The decision whether or not to own a firearm is a very personal one. Among the things to consider should be whether or not you believe you can shoot someone. The taboo against killing another human being is so strong, historically, 25 percent of solders never fire their weapon at the enemy and another 25 percent either chose to not aim or intentionally fire above the enemy's head. Displaying a weapon you cannot or will not use may result in the intruder taking your weapon or using his own against you. If you chose to own a firearm, it should be something that you are comfortable using and you should practice at least until you are proficient with it.
The number two rule with firearms is to be aware of what is behind your target. (Number one is to always treat a firearm as though it is loaded.) The higher power the weapon, the more likely the projectile will travel past the target striking whatever is behind. Walls may look solid, but the vast majority of them have large empty spaces within and are relatively easy to penetrate. How tragic would it be to fire a weapon at an intruder in the hallway and kill your child sleeping in her bed or the neighbors' child in her own home?
This is not a time for trick shots. You should not try to shoot at the head or feet. In a stress situation, the changes of missing your target are tremendous. You should always aim for the center of body mass. In real life, the purpose for using a weapon is to make an opponent disengage from conflict. A hit in the center of mass is most likely to do that. If you miss the bull's-eye, you retain increased odds of striking the intruder in a different location.
If something can go wrong, it certainly will. This is especially true during times of high stress. That means, "More simple is more better." The two best choices of firearm for home protection are thus the most simple and reliable to operate: The pump action shotgun and the revolver.
There is no other sound in the world like someone racking a shotgun slide loading a shell into the chamber. This sound should give an intruder a sudden urge to leave your home and change his shorts. If the weapon must be fired, a shotgun makes a boom louder than most other weapons, which both intimidates adversaries and alerts neighbors.
Whether 12 gage, 20 gage, or 410, the weapon should be loaded with skeet or light bird loads. Slugs, buckshot, and other heavy loads are likely to go through several walls striking who or what ever is on the other side. Additionally, use of a shotgun does not relieve you from the obligation to aim the weapon. The pellets spread much less than you think; especially at short ranges (like within your home).
If you rely on a handgun, it is my opinion that it should be revolver, rather than an automatic. An automatic needs to have the slide operated to put a round into battery. Under stress, this can be forgotten or difficult to do. Additionally, no matter what any manufacturer or your buddy says, all automatics are susceptible to jamming. Finally, the vast majority of loads for automatics are high velocity giving rise to the issue of over penetration and hitting beyond your target.
My personal bias is toward "heavy and slow." Heavy slow bullets are less likely to over penetrate.
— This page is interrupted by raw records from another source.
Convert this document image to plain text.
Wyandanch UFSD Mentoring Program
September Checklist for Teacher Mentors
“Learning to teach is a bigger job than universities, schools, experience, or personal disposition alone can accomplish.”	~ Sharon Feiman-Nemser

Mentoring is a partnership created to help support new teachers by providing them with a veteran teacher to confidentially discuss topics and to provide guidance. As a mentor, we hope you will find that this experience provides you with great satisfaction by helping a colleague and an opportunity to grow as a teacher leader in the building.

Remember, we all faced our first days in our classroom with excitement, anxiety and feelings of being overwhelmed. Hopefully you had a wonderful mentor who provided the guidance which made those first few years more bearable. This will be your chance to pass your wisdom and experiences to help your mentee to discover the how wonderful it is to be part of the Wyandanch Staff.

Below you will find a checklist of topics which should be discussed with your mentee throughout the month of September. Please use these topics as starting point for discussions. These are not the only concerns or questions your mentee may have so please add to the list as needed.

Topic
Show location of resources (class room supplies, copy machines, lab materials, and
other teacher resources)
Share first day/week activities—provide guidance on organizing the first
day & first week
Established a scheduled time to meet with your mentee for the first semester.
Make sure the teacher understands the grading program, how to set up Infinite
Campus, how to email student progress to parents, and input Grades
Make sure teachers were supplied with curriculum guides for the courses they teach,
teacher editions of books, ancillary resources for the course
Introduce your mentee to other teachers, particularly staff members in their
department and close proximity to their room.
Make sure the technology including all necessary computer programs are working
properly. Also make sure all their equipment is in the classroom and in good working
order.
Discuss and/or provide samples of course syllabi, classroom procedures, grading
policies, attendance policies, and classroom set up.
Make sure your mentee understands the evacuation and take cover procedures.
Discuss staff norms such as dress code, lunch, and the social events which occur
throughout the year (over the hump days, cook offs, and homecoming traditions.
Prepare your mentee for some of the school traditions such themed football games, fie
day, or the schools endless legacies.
This also means that they are more likely to transfer all of their energy into the target they strike. My personal recommendation would be to use either a .44 special or a .38 special, preferably with light charges. Additionally, using "hollow nose" expanding bullets also increases down range safety. As the bullet expands, it sheds energy into the target at an accelerated rate and is less likely to exit a target and continue down range.
Hopefully, this is information you will never need to know. However, as the St. Louis store clerk said to people starting down the Oregon Trail, better to have it and not need it than need it and not have it.